The Truth About The Woman Who Discovered Earth's Core
If you've ever taken a grade-school-level science class, you've probably seen an image of Earth cut in half, or with a big slice removed from it. In these pictures, Earth resembles a jawbreaker candy; it has numerous, brightly colored layers of varying widths. Of course, this isn't exactly what our planet would look like if you sliced it open, but it does offer a helpful way to understand Earth's internal layers. On Earth's outside (where we live) is the rocky crust. Below that is the mostly solid mantle — Earth's thickest layer, per Phys.org. Deeper still is the outer core, which is made of molten hot liquid metal.

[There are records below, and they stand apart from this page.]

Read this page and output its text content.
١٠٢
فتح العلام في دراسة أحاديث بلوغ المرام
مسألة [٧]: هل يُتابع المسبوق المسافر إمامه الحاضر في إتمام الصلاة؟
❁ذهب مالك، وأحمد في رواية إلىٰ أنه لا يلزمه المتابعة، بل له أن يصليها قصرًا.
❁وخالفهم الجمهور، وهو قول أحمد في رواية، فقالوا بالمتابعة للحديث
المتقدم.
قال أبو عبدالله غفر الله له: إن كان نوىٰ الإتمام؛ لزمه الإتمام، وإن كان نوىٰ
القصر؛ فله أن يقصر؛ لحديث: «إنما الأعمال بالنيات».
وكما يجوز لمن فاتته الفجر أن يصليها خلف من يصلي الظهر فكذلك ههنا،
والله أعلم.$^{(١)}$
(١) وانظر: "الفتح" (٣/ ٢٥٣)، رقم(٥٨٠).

Until the 1930s, those were all the layers we knew about, Phys.org continues. But in 1936, the final layer was discovered: a solid inner core that takes up about 20% of Earth's full radius. This innermost layer is believed to be composed of an iron-nickel alloy, and is about as hot as the surface of the Sun, per the BBC.
Given how incredibly deep this inner core is, it's not surprising that it took a long time for scientists to detect it. Ultimately, this discovery was made by a Danish seismologist named Inge Lehmann. Lehmann's work studying earthquakes led her to infer the presence of Earth's solid inner core in 1936.

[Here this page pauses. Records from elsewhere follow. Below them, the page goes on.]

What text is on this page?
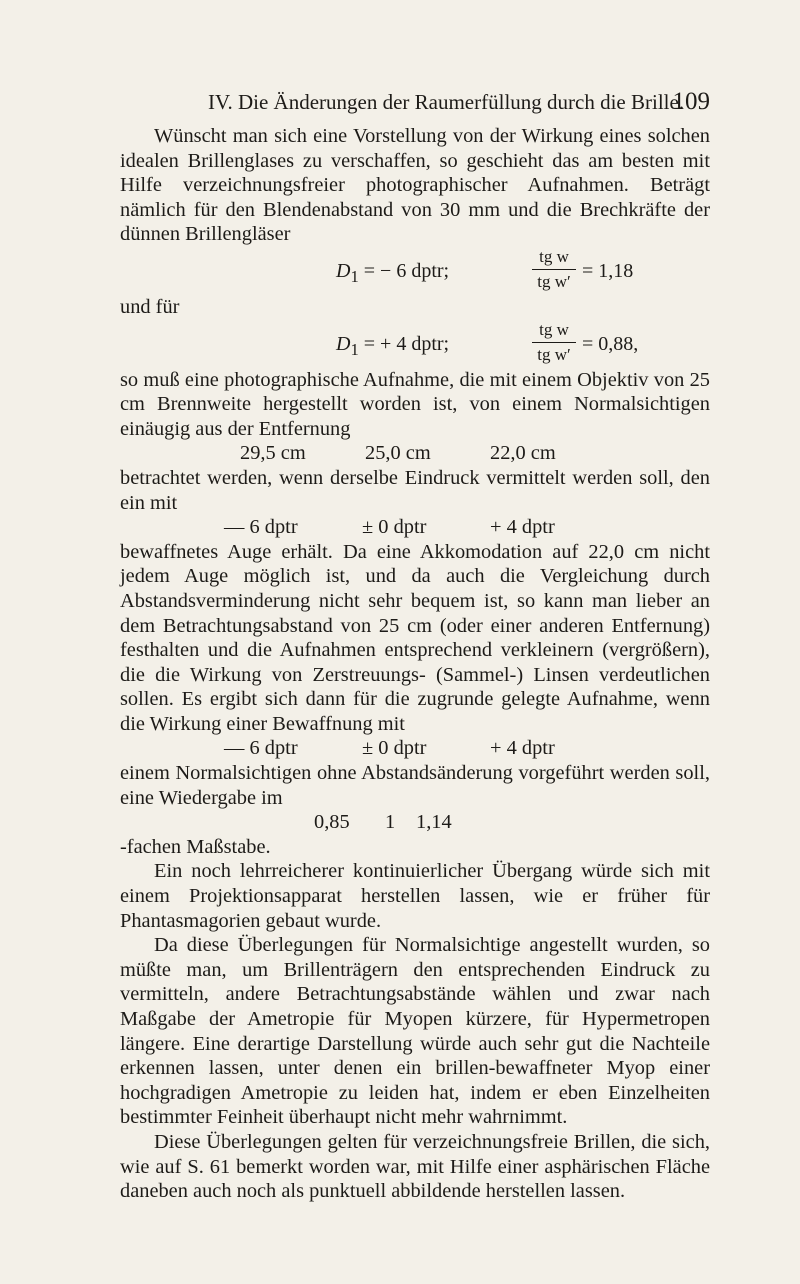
IV. Die Änderungen der Raumerfüllung durch die Brille.
109

Wünscht man sich eine Vorstellung von der Wirkung eines solchen idealen Brillenglases zu verschaffen, so geschieht das am besten mit Hilfe verzeichnungsfreier photographischer Aufnahmen. Beträgt nämlich für den Blendenabstand von 30 mm und die Brechkräfte der dünnen Brillengläser

$D_1$ = − 6 dptr;
tg w
tg w′ = 1,18
und für
$D_1$ = + 4 dptr;
tg w
tg w′ = 0,88,

so muß eine photographische Aufnahme, die mit einem Objektiv von 25 cm Brennweite hergestellt worden ist, von einem Normalsichtigen einäugig aus der Entfernung

29,5 cm	25,0 cm	22,0 cm

betrachtet werden, wenn derselbe Eindruck vermittelt werden soll, den ein mit

— 6 dptr	± 0 dptr	+ 4 dptr

bewaffnetes Auge erhält. Da eine Akkomodation auf 22,0 cm nicht jedem Auge möglich ist, und da auch die Vergleichung durch Abstandsverminderung nicht sehr bequem ist, so kann man lieber an dem Betrachtungsabstand von 25 cm (oder einer anderen Entfernung) festhalten und die Aufnahmen entsprechend verkleinern (vergrößern), die die Wirkung von Zerstreuungs- (Sammel-) Linsen verdeutlichen sollen. Es ergibt sich dann für die zugrunde gelegte Aufnahme, wenn die Wirkung einer Bewaffnung mit

— 6 dptr	± 0 dptr	+ 4 dptr

einem Normalsichtigen ohne Abstandsänderung vorgeführt werden soll, eine Wiedergabe im

0,85 1 1,14

-fachen Maßstabe.

Ein noch lehrreicherer kontinuierlicher Übergang würde sich mit einem Projektionsapparat herstellen lassen, wie er früher für Phantasmagorien gebaut wurde.

Da diese Überlegungen für Normalsichtige angestellt wurden, so müßte man, um Brillenträgern den entsprechenden Eindruck zu vermitteln, andere Betrachtungsabstände wählen und zwar nach Maßgabe der Ametropie für Myopen kürzere, für Hypermetropen längere. Eine derartige Darstellung würde auch sehr gut die Nachteile erkennen lassen, unter denen ein brillen-bewaffneter Myop einer hochgradigen Ametropie zu leiden hat, indem er eben Einzelheiten bestimmter Feinheit überhaupt nicht mehr wahrnimmt.

Diese Überlegungen gelten für verzeichnungsfreie Brillen, die sich, wie auf S. 61 bemerkt worden war, mit Hilfe einer asphärischen Fläche daneben auch noch als punktuell abbildende herstellen lassen.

Inge Lehmann was a successful Danish seismologist
Per the Encyclopedia Britannica, Inge Lehmann was born in Copenhagen, Denmark in 1888. Lehmann attended a progressive high school that treated male and female students equally. This respect towards women students was quite unusual at the time, but it helped Lehmann to prepare herself for a successful academic career. In 1920, Lehmann got a candidata magisterii — the Danish equivalent of a master's degree — in mathematics.
Lehmann soon began serving as an assistant to a professional seismologist — that is, someone who studies earthquakes and related phenomena — despite having no formal training in seismology herself. Lehmann's work was intense. She was personally responsible for helping to establish Denmark's first seismic stations — both outside Copenhagen as well as in Greenland (a territory of Denmark).
Lehmann found seismology fascinating and decided to go back to school to study it further. So, in 1928, she obtained her second master's degree. That same year, Lehmann was chosen to lead the seismological department of the Royal Danish Geodetic Institute. In that position, Lehmann was responsible for running the newly established seismic stations in Denmark and Greenland. Lehmann used these stations to investigate a number of seismological questions. Among these, Lehmann was particularly interested in studying the speed at which seismic waves travel through different layers of the Earth.
Lehmann discovered Earth's inner core by studying seismic waves after a major earthquake
Then, in 1929, Lehmann finally got her big break. That year, a 7.3 magnitude earthquake hit New Zealand, sending seismic waves shaking throughout the inner Earth, per GeoNet. When Lehmann examined the seismic data in the aftermath of this earthquake, she found that some seismic waves appeared to "bend" in direction as they passed through the center of the Earth, as though they were being deflected by something.
Lehmann published her findings in 1936 and suggested that this shift in angle may likely be due to an as-yet-undiscovered "inner core" at the center of the Earth, per the Encyclopedia Britannica. Lehmann was right, of course — and she was far ahead of her peers. In fact, it was not until 1970 that seismograph technology became advanced enough to definitively prove that Earth's solid inner core actually exists.
Lehmann's seismological career spanned several more decades; she continued to study Earth's core, as well as its mantle. After a lengthy retirement, Inge Lehmann died in February of 1993 at the age of 104.